İSTANBUL (AA) - Üsküdar'da yaşamış veya Üsküdar için yaptırdıkları eserlerle önemli hizmetler vermiş valide sultanların ve padişah kızlarının yaşadıkları döneme ait kıyafetler, geleneksel kitre yöntemi ile "Osmanlı Saray Sultanları Bebek Koleksiyonu" projesi kapsamında gün yüzüne çıkıyor.
Üsküdar Belediyesi ve İstanbul Beylerbeyi Sabancı Olgunlaşma Enstitüsü'nün ortak çalışmasıyla Mihrimah Sultan'dan Kösem Sultan'a, Rabia Gülnuş Emetullah Valide Sultan'dan Adile Sultan'a 16. yüzyıldan 19. yüzyıla kadar yaşamış Osmanlı saray sultanlarının kıyafetleri, dönemsel özellikleri göz önüne alınarak titizlikle hazırlandı.
Projenin tanıtım toplantısında konuşan Üsküdar Belediye Başkanı Hilmi Türkmen, projenin temel amacının, çocukların ve gençlerin tarihi bilgisini ve bilincini zenginleştirmek, parçası oldukları toplumun değerlerini onlara aktarabilmek olduğunu söyledi.
- "Proje için Üsküdar'da müze hazırlanacak"
Osmanlı döneminde saray sultanlarının giyimiyle alakalı detaylı bilginin bulunmaması nedeniyle tasvirlerden yola çıkılarak projenin hazırlandığını aktaran Türkmen, şu ana kadar 5 bebeğin hazırlandığını ve ilerleyen günlerde projenin genişleyeceğini belirtti.
Türkmen, proje için Üsküdar'da bir müzenin hazırlanacağını belirterek, "İyi ki Üsküdar Var markasıyla bu koleksiyonda tanıtımı yapılan bu bebeklerin satışının yapılmasını da düşünüyoruz. Batı dünyası, kültürel anlamda bir medeniyeti yok etme adına eğitimden yola çıkmış. Bunun en önemli ayağı çocuklardır. Bugün baktığımızda günümüzde Barbie bebekler yaygın ve buna özenti var. Bu projeden en önemli muradımız, bu kültürel değerlerimizle bu kültürel erozyonun önüne geçmek. Bu proje, Türkiye'de bir ilk." ifadelerini kullandı.
- "Projede doğru bilgiyi ve gerçekliği yansıtmaya çalıştık"
Eserlerin yapıldığı İstanbul Sabancı Olgunlaşma Enstitüsü Müdürü Yusuf Gürlek de "Okulumuz, geleneksel kültürü gelecek nesillere aktaracak konularda projeler gerçekleştiriyor.

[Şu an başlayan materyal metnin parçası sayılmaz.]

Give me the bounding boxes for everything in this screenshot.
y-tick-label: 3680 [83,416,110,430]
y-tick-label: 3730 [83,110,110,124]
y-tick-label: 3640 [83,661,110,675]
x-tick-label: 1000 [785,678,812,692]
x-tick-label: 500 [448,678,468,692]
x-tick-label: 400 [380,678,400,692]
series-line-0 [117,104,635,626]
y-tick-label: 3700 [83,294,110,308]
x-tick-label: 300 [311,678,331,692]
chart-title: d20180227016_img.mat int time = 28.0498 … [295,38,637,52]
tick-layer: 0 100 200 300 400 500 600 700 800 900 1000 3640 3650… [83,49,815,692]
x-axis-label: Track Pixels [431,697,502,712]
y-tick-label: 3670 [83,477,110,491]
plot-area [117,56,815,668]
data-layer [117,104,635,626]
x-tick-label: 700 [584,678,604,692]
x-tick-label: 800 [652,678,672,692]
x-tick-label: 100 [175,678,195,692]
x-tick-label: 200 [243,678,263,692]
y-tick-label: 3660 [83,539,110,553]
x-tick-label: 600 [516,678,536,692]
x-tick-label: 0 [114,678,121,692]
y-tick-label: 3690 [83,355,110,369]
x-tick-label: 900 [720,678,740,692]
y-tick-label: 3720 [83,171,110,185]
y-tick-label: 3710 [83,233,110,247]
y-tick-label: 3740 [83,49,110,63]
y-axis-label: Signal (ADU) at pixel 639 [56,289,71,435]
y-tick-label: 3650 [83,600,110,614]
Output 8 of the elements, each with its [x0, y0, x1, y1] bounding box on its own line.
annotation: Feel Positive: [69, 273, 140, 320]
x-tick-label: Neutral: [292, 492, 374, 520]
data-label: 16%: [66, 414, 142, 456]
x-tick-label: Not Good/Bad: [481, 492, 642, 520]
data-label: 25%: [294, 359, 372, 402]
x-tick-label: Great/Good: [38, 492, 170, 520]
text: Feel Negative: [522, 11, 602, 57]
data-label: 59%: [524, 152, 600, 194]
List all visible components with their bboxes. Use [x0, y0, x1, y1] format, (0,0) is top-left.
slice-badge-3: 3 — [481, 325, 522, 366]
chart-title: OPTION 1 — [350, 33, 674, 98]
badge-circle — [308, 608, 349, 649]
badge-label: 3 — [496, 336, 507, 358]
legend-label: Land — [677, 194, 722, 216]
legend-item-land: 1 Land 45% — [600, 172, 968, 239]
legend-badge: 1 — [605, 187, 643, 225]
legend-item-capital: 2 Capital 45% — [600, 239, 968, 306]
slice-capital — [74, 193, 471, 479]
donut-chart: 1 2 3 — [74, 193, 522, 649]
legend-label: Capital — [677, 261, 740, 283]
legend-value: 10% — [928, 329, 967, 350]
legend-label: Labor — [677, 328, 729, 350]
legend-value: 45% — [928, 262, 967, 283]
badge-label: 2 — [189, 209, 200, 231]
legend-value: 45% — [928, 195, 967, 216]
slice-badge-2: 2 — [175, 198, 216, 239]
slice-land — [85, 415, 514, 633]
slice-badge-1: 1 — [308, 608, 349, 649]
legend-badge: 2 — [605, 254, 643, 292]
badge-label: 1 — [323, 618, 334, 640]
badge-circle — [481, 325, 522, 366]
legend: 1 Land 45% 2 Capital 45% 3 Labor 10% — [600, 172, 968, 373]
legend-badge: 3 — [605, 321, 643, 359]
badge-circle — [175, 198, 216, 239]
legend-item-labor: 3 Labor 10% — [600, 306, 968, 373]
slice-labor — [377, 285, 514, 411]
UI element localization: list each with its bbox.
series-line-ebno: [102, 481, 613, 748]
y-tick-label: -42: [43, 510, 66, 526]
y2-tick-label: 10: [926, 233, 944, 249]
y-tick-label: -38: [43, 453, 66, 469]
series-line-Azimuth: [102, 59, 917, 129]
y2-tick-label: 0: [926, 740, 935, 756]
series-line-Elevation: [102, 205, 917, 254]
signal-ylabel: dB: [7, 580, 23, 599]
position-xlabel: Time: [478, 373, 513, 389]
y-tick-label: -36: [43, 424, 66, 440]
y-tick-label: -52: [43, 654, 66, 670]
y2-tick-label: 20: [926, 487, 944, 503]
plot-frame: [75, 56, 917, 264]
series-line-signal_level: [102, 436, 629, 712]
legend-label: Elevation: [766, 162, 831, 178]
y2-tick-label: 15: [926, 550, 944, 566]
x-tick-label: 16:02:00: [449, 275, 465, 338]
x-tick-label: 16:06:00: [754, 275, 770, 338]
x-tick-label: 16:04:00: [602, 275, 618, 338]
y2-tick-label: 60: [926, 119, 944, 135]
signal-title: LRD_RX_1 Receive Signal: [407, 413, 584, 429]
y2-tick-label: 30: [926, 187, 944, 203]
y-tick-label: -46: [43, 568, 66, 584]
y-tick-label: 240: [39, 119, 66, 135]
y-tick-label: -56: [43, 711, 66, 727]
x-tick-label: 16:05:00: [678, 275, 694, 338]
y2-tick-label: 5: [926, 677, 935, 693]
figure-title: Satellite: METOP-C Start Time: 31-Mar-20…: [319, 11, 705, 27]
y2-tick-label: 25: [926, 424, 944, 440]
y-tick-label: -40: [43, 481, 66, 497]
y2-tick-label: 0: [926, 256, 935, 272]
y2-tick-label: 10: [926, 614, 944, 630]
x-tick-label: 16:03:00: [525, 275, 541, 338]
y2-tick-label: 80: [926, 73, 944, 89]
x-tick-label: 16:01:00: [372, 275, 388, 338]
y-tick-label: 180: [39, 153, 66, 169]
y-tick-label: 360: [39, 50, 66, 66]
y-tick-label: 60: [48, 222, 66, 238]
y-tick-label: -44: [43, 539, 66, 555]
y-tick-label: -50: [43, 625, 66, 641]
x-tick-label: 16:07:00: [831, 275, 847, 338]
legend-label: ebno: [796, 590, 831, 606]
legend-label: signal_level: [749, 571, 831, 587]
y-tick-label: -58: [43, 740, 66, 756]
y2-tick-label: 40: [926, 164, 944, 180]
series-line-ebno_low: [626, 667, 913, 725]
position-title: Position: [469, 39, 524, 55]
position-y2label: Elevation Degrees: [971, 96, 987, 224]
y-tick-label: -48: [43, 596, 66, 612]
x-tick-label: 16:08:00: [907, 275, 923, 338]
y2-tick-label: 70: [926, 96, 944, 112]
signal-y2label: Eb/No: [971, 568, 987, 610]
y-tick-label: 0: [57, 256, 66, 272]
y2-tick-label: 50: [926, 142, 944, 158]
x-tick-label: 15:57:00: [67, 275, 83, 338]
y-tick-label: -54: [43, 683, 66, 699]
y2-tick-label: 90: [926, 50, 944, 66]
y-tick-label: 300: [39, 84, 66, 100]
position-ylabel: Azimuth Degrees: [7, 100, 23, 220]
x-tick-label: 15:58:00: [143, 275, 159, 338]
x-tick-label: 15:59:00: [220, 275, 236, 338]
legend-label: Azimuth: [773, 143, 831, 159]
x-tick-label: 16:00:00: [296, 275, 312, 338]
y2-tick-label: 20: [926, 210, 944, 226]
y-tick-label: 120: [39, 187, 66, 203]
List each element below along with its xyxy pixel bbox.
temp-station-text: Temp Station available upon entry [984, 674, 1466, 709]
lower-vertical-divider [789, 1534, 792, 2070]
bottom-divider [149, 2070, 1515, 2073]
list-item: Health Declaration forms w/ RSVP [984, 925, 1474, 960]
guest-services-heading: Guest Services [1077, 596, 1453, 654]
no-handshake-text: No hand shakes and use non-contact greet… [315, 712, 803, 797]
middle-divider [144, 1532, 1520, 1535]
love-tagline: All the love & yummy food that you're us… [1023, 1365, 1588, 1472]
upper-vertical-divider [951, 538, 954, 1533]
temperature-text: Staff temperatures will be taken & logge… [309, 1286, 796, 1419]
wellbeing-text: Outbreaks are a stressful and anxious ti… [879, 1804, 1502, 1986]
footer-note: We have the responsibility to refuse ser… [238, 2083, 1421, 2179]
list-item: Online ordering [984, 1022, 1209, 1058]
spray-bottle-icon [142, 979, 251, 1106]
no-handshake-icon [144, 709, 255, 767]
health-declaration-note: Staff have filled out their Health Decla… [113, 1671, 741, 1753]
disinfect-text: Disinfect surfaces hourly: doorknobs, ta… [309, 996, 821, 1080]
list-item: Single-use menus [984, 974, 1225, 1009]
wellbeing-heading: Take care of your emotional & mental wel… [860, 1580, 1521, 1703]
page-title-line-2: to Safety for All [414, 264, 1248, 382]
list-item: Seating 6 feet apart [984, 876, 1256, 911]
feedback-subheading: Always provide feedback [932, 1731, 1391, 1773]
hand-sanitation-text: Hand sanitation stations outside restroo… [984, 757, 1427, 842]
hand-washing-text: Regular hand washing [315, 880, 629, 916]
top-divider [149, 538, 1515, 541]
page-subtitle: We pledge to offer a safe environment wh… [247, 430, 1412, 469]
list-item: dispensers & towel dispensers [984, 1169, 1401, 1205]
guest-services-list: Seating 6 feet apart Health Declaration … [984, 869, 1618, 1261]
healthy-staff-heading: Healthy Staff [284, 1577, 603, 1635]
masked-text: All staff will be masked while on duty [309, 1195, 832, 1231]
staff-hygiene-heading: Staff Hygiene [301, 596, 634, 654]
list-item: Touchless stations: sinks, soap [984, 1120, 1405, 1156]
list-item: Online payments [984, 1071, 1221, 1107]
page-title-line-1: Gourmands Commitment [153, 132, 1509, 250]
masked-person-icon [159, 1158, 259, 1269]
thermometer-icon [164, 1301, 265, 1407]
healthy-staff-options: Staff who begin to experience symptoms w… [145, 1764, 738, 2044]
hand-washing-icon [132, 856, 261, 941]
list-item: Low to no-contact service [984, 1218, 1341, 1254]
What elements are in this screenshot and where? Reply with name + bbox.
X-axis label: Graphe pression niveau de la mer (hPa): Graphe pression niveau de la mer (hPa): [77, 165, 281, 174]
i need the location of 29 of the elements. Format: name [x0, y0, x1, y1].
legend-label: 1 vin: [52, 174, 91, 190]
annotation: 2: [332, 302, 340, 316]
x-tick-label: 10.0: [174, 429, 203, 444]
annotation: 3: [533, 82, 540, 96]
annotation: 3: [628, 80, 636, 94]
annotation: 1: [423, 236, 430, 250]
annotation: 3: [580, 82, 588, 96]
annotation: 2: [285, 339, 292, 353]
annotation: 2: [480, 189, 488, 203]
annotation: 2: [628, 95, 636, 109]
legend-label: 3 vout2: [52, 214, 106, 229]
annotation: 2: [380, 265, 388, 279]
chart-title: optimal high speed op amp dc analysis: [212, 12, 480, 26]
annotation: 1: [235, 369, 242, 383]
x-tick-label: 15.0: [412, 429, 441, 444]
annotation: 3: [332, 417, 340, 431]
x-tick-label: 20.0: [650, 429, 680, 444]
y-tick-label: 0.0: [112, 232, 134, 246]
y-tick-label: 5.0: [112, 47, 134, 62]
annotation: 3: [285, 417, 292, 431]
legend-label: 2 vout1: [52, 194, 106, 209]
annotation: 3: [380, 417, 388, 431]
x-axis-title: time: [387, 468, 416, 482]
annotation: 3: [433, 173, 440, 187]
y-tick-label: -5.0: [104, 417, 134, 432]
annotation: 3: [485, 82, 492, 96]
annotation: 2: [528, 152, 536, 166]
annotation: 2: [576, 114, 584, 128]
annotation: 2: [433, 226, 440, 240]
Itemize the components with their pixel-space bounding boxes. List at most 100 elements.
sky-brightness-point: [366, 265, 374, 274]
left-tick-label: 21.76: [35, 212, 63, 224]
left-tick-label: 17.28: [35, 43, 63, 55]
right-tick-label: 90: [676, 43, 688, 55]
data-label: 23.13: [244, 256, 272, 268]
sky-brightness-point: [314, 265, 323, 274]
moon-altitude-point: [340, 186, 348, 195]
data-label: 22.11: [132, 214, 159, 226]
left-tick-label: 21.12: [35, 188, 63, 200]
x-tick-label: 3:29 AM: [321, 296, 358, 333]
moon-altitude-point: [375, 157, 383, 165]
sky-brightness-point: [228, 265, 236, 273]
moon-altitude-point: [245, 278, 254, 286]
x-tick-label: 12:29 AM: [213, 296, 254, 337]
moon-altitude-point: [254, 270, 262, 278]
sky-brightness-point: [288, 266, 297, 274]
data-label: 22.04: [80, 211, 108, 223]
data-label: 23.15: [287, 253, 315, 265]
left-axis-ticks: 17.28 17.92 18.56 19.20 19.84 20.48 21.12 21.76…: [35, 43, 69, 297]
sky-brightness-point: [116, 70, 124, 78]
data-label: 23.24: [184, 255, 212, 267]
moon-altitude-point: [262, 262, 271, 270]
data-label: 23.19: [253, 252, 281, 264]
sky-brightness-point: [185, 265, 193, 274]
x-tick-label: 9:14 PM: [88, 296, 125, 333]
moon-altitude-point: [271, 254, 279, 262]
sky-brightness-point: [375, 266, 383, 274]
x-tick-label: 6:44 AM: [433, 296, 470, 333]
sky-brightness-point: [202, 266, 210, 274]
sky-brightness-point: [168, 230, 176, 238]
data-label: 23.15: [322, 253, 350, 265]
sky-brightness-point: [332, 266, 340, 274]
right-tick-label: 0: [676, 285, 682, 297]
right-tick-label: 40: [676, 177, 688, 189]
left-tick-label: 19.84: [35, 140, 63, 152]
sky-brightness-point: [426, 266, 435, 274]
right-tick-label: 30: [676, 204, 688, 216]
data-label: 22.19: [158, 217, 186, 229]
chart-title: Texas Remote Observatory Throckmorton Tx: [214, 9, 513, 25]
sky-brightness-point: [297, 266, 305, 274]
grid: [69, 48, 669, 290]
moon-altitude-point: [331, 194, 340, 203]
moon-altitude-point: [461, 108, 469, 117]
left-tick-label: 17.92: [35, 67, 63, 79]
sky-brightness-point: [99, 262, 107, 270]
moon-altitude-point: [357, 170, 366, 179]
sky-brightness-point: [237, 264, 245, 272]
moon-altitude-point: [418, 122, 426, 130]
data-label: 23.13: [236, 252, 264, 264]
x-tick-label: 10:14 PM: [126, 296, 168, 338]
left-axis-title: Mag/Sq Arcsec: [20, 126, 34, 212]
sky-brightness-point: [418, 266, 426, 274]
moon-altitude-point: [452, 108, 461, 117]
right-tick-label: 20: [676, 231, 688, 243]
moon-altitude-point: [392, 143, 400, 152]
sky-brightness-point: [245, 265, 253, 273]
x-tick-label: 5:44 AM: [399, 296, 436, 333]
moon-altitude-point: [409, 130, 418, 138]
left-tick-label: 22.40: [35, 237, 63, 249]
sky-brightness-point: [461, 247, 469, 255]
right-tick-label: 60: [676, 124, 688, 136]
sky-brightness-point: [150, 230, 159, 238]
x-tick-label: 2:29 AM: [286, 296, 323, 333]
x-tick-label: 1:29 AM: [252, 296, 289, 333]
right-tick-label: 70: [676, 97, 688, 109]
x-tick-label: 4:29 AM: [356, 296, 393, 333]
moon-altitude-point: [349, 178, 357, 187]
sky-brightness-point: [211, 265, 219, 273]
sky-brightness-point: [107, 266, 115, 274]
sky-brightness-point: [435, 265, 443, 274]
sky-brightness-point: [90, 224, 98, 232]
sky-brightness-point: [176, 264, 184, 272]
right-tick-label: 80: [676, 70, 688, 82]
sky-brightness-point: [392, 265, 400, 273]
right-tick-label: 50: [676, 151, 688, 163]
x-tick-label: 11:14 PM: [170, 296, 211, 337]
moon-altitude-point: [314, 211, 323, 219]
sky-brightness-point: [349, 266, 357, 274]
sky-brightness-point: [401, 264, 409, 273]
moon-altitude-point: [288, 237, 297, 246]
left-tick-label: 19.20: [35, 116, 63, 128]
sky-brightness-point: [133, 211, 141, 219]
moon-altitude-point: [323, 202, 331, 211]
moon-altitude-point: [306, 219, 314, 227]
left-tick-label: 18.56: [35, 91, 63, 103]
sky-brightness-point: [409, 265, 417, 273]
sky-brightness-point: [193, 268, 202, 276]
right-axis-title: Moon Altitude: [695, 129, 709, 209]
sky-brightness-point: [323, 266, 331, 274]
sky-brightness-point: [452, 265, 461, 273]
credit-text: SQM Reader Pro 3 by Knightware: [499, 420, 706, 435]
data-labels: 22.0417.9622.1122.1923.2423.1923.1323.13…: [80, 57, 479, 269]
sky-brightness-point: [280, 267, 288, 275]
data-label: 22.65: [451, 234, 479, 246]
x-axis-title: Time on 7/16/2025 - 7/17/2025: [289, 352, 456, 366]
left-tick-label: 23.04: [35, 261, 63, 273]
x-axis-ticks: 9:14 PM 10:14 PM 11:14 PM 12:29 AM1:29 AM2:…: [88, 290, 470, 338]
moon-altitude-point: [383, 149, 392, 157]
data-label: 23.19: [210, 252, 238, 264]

Bu tür projeler noktasında tecrübemiz var." dedi.
Yaklaşık bir yıl boyunca konuyla ilgili arşiv çalışmaları yapıldığını anlatan Gürlek, çalışmalar neticesinde tasarımcıların gerekli tasarımları yaptığını kaydetti.
Gürlek, formunu bozmadan orijinal boyutların bir bebek boyutuna indirilmesinin zor olduğuna işaret ederek, projede doğru bilgiyi ve gerçekliği yansıtmaya çalıştıklarını, bebeklerin yapımında Türk kültüründe bulunan "kitre bebek" yöntemini kullandıklarını aktardı.
Projenin danışmanlığını üstlenen Marmara Üniversitesi Sanat Tarihi Bölümü Öğretim Üyesi Yrd. Doç. Dr. Selman Can ise sahip olunan değerleri öne çıkaran bu tür projeleri desteklemenin Üsküdar'a yakışan bir davran olduğunu söyledi.
Can, Üsküdar'ın, Türklerin Suriçi'nden önce yerleştiği bir bölge olduğunu anlatarak, "Bu yüzden saray eşrafı Üsküdar ile bağlarını hiç koparmamıştır. Burası İstanbul'un mührüdür." diye konuştu.
Osmanlı Sarayına bakıldığında, Harem'in yanlış anlaşılan ve algılanan bir yer olduğunu ancak Osmanlı'da Harem'in bir eğitim merkezi olduğunu dile getiren Can, Fatih Sultan Mehmet'in, İstanbul'u Türk medeniyeti merkezi olarak tasarladığını ve bu noktada Harem'de de kadınların devlet kültürü ve adabıyla yetiştirildiğini ifade etti.
Selman Can, "İstanbul beyefendisi ve hanımefendisi tabirleri, Fatih'in idealize ettiği Saray merkezli eğitimden çıktı. Bu açıdan bakıldığında Saray hanımları devletin şefkat eli olarak da pek çok hizmeti halka sunmuşlardır. Pek çok hanı, medreseyi, çeşmeyi ve camiyi halka götürmüşler ve 'Sultan'ın validesi halkın da validesidir' anlayışını yaymışlardır. 'Neden bu proje burada gerçekleşti?' sorusunun cevabı da budur. Üsküdar hanım sultanların şehridir." değerlendirmesinde bulundu.
İlerleyen günlerde, farklı tarihsel kimliklerin eklenmesiyle koleksiyonun bir sergiye dönüştürüleceği kaydedildi.